Certain cosmetic procedures can offer the most bang for your buck. Men
have been turning to eyelid surgery, which was the fourth-most-common
surgical cosmetic procedure last year, according to the American
Society of Plastic Surgeons. Also, teeth whitening is a great
investment, because teeth turn gray as we age, Patzer says.
Patzer does not particularly enjoy the results of his research and
often says "beauty can be ugly" because society puts entirely too much
emphasis on physical attractiveness and the widespread bias in favor of
good looks is so discriminatory. But he does not believe there will be
a change in our preference for physically attractive people an time
soon. Attitudes, social norms, and technological advances are going to
make cosmetic surgery increasingly common, Patzer says. He predicts it
will become a tool in career advancement—just like clothes or education.
Larry Weinstein,MD FACS has found many patients who have the
experience, but are passed over because they look old or are not as
attractive as another. www.drlarryweinstein.com
Penelope Trunk, a careers blogger and author of Brazen Careerist,
predicted in a blog entry earlier this year that plastic surgery will
become a tool "for the go-getters and career-minded" and will even be a
routine procedure for college grads.
Executive coach Judy Jernudd helps her corporate clients improve their
body language, appearance, and clothing, often using a video camera to
show a slumped posture or unenthusiastic delivery. "Almost all of us,
if we would admit it, and it may not be conscious, we do make pretty
quick impressions of people," she says, noting that good-looking people
tend to have a universal appeal that attracts everyone. Jernudd
believes there's a lot that people can do to improve their looks.

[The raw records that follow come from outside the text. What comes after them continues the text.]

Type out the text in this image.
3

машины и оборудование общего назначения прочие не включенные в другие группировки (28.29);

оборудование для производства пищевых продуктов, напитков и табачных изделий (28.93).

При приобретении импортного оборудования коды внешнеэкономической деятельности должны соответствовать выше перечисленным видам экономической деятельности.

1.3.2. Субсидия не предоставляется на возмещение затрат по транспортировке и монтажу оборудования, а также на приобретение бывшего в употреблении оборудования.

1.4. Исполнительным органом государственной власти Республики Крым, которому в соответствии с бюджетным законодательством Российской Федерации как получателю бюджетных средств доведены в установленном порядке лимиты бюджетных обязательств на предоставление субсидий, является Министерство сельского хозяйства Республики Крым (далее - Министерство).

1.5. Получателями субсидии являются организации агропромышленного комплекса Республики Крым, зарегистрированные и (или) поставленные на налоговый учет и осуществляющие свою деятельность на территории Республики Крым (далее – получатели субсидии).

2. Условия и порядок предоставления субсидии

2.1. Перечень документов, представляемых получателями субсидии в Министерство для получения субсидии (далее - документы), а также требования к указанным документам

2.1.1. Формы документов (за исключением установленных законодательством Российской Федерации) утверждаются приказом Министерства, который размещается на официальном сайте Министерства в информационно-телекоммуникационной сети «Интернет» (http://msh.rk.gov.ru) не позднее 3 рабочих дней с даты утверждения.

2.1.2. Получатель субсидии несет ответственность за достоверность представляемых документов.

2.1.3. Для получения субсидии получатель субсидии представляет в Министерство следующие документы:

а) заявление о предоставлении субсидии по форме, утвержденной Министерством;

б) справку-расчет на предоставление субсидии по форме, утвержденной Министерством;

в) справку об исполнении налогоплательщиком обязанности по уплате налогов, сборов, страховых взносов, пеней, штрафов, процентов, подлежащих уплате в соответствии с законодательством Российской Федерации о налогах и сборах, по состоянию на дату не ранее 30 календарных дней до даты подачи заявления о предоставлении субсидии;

"I'm not encouraging everyone to go out and get cosmetic surgery,"
Jernudd says. "I think there are people that can go overboard on
cosmetic surgery. But I do think that you can see people—if it's done
correctly—where they can look 10 years younger."
History is, of course, full of very successful individuals who weren't
much to look at: Think Napoleon or Albert Einstein. But these are the
exceptions, and they don't disprove the rule, Patzer says.
There is, of course, one other option. People could all rise up, armed
with the awareness of their discriminatory tendencies, and make a
conscious effort to start treating everyone equally. Even newborns.